E’ infatti ovvio che questo abbia ridotto drasticamente le presenze nei grossi centri urbani (Milano su tutti) e, di conseguenza, tutto il business generato da questa particolare fascia di utenza. La riapertura delle scuole e il rientro negli uffici, iniziato da parte di alcune aziende proprio nei giorni scorsi, segna sicuramente un punto chiave in questo processo di ripartenza e ci permette di fare una serie di previsioni/trend per macro aree:

#1 HOME OFFICE. 

L’ufficio a casa svuota gli uffici veri e, di conseguenza, i punti di vendita che vivevano di colazioni/pasti da intervallo, mentre rinasce la prossimità – i negozi di quartiere (+34%).

#2 FOOD & BEVERAGE. 

Anche il carrello della spesa cambia, è stato rilevato che dopo un’iniziale abbuffata di snack e junk food vari, vedi Rapporto Coop 2020, i consumatori hanno indicato la loro chiara propensione a portare in tavola cibo sano, sicuro, Made in Italy, oltre che fatto in casa e acquistato sempre più online, senza però abbandonare anche il negozio fisico.

#3 NEW PLACES. 

La casa si ripensa e diventa multitasking, si torna ad apprezzare spazi più ampi (con grandi balconi o giardini) con tante stanze, così ognuno ha la sua privacy; anche la cucina, grande protagonista del confinamento, esce dal soggiorno per trovare uno spazio a sé.

Da evidenziare che fra gli elettrodomestici più apprezzati (cresciuti in generale del 14%) spopolano le macchine da caffè (+39%), segno di quanto non poter più far conto sul caffè al solito bar o in ufficio, abbia spinto molti ad attrezzarsi fra le mura domestiche.

#4 FASHION APPAREL. 

Nella crisi generale, lo smart working porterà ad un aumento delle vendite di abbigliamento homewear, capi comodi in tessuti naturali o athleisure, sportivo sì ma “attento” alla moda.
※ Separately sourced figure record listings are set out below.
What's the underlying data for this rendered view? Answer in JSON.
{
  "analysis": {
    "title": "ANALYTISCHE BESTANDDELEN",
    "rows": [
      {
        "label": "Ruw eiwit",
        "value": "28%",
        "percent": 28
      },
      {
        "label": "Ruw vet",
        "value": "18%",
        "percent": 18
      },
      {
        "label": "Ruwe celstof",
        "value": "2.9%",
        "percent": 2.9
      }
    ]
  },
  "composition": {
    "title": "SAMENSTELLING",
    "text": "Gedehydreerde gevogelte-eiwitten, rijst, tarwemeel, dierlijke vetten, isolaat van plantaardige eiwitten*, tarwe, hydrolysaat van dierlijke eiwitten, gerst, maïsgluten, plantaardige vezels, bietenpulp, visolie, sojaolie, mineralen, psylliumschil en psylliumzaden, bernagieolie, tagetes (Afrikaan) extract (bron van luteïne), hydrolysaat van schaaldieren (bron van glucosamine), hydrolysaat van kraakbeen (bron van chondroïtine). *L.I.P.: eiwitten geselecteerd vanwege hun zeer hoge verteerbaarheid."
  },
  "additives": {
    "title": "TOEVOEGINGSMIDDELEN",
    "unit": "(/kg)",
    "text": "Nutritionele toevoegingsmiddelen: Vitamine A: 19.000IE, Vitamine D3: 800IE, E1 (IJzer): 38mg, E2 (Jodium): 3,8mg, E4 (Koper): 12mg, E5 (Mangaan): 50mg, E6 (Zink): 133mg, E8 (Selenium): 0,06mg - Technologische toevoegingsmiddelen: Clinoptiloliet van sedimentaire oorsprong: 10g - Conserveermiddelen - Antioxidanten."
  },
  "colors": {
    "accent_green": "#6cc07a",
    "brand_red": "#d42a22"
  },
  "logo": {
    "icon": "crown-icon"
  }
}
Che andranno a sostituire abiti a tre pezzi o tailleur che stanno comodamente a penzolare dalle loro grucce negli armadi. Crocs al posto dei tacchi? Pare proprio di si… (+27%)

"Le Crocs hanno caratteristiche che funzionano oggi: comfort, look casual, possibilità di essere utilizzate all'esterno, personalizzazione e prezzi bassi", ha dichiarato Mike Buck del fondo Driehaus Small Cap Growth.

A questo punto la domanda è: “come sarà il nostro NEXT NORMAL? Lo scopriremo insieme con la 3a wave dell’Osservatorio Shopper Marketing che uscirà in autunno.

 

*Professionista del marketing, Antonio Pagani vanta una lunga esperienza manageriale in contesti nazionali ed internazionali come Telecom Italia Media (LA7, MTV), RCS Media Group, Fininvest, HighCo Shopper e G2/Geometry Global (WPP), dove ha avuto modo di lavorare su Consumer Events e progetti di Brand Activation per aziende del calibro di Ferrero, Gsk, Pirelli, Danone, Reckitt Benckiser e molti altri.